Hacía algo más de un año que no visitaba el restaurante de Paco Roncero y ha sido una gran cena con un chef muy en forma y un nuevo menú, llamado Afirmación y que transita desde sus clásicos a nuevas creaciones, pasando por un delicado y excitante homenaje a Madrid. Que ya era hora, porque -al contrario de lo que ocurre en las otras comunidades- nuestros chefs vanguardistas suelen adentrarse más en el cosmopolitismo que en la humilde, rica y poco conocida cocina madrileña.

Cenar allí en noches cálidas es una experiencia verdaderamente inolvidable. Una vista de cielo de colores cambiantes, de torres que quieren tocarlo, de cúpulas doradas o púrpuras y hasta de dos grandes cuádrigas gobernadas por colosos, enmarcan una cocina muy cuidada y llena de refinamiento (gustativo y visual) que es servida con exquisitez y perfecto ritmo. Sin duda el mejor lugar (si juntamos belleza y gastronomía) para el estío. Y no solo de Madrid.

La secuencia de aperitivos empieza con los clásicos y acaba con los madrileños y lleva a recuerdos opulentos. A mi, que soy tan mayor, a aquellos pantagruélicos entremeses de los paradores (¿por qué no los recupera alguien) que seguro que inspiraron a Adrià, cuando convirtió casi toda la comida en una suerte de sucesión de tapas, revolucionando la manera de comer del mundo entero.

La tarta aérea de trufa es una elegante pizza de merengue, el olivo milenario (todo un clásico) una oda a la aceituna (esferificada, bombonizada y tartarizada) y el filipino de foie una tierna delicia de chocolate blanco.

Muy sabroso y original el salmón marinado que envuelve en un taco de alga nori y adereza con miso blanco y wasabi. El salmonete en escabeche tiene una estupenda base de zanahoria y el matrimonio esconde un estupendo y cremoso romescu con picantes de ají. Una delicia.

También me encanta un lemon pie de brandada de bacalao, perfecto trampantojo con toques dulces como debe ser. La gallina es pepitoria es muy personal y se esconde en un crujiente rollito, igual que entre flores la melosa navaja al ajillo. Pero nada como ese esponjoso y muy sabroso buñuelo de oreja, puro madrileñismo también.

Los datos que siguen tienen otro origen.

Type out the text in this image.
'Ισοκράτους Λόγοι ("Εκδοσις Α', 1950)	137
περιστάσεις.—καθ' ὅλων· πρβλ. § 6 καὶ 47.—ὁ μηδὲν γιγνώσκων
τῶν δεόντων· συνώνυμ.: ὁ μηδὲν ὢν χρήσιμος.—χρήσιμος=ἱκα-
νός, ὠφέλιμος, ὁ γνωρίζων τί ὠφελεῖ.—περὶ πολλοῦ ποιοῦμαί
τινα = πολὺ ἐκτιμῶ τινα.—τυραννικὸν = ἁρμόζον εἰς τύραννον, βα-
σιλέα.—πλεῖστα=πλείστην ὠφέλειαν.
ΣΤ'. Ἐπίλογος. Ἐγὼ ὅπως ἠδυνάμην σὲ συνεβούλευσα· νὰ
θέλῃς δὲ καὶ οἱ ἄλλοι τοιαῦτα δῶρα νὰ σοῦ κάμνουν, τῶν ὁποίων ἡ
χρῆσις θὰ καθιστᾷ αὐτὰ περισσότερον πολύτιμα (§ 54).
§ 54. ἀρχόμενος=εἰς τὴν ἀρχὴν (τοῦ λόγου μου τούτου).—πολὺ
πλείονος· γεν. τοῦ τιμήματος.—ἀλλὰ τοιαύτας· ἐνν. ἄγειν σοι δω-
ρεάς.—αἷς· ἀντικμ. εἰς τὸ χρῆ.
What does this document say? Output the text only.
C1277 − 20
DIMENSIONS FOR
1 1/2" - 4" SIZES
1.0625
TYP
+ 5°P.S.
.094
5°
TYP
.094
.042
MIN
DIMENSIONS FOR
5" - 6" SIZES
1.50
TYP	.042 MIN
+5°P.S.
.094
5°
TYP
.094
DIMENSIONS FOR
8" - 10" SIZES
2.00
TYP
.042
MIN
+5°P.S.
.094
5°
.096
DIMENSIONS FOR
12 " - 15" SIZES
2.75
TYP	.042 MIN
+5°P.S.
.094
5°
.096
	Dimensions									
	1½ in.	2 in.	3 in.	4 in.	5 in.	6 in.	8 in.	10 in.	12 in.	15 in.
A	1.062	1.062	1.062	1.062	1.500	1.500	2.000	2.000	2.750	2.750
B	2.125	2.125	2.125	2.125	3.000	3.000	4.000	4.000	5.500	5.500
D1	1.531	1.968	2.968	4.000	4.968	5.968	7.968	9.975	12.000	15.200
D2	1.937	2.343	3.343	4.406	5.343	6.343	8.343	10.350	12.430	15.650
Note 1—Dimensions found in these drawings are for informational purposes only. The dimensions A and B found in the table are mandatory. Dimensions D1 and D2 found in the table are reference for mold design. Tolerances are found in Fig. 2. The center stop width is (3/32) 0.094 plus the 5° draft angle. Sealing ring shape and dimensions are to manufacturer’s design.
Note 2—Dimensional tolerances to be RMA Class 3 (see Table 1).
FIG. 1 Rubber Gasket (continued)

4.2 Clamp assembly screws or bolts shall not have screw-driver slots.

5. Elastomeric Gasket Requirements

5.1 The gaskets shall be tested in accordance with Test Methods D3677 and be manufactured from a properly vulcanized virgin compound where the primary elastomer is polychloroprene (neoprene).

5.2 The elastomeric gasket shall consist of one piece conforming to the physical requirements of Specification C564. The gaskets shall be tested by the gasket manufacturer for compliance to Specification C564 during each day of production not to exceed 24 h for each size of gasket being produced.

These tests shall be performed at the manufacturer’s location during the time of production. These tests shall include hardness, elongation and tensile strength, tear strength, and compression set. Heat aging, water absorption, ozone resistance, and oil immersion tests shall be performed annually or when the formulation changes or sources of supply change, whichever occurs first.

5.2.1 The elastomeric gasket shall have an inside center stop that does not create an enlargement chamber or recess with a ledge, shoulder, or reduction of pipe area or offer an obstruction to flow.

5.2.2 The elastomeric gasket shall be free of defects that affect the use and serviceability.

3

Llega sola por su importancia la tartaleta súper crujiente de steak tartare con creme fraiche y caviar ahumado oscietra. Muy muy buena.

Elegantemente nos cambian la servilleta marcando el paso de los aperitivos a los entrantes: una soberbia crema de almendra helada con berenjena, nectarina y sisho y almendra amarga, otra vuelta de tuerca a esos maravillosos ajoblancos y gazpachos que Paco reinventa cada año.

Tanto como el calamar encebollado, cortado a cuchillo, apenas hecho y embebido en un estupendo consomé de galeras y cebolla asada. Me daba un poco de miedo porque nada me gusta menos que un calamar crudo, pero aquí está levemente escaldado con un punto perfecto entre lo crudo y lo cocinado.

Las cocochas de merluza a la bilbaína esconden, bajo un denso pil pil, pimiento del piquillo y buey de mar o sea, una irresistible mezcla.

Después otra encantadora proeza, de lo vulgar a lo sofisticado: judiones (explosivas esferificaciones) con papada, cigala y la vuelta cosmopolita con los sabores thai, que tanto me gustan, a base de cacahuete y lima kefir, un favorito del chef.

Muy bueno el lenguado en dos salsas, un gran pescado a la mantequilla negra, pero también con original mostaza de mango que combina a la perfección.

Como carne, un tierno, denso, jugoso y muy intenso rabo de ternera con duxelle de jamón y setas que sitúo entre los mejores. Para refrescar, una estupenda ensalada de daikon, perrechicos y pipas de calabaza.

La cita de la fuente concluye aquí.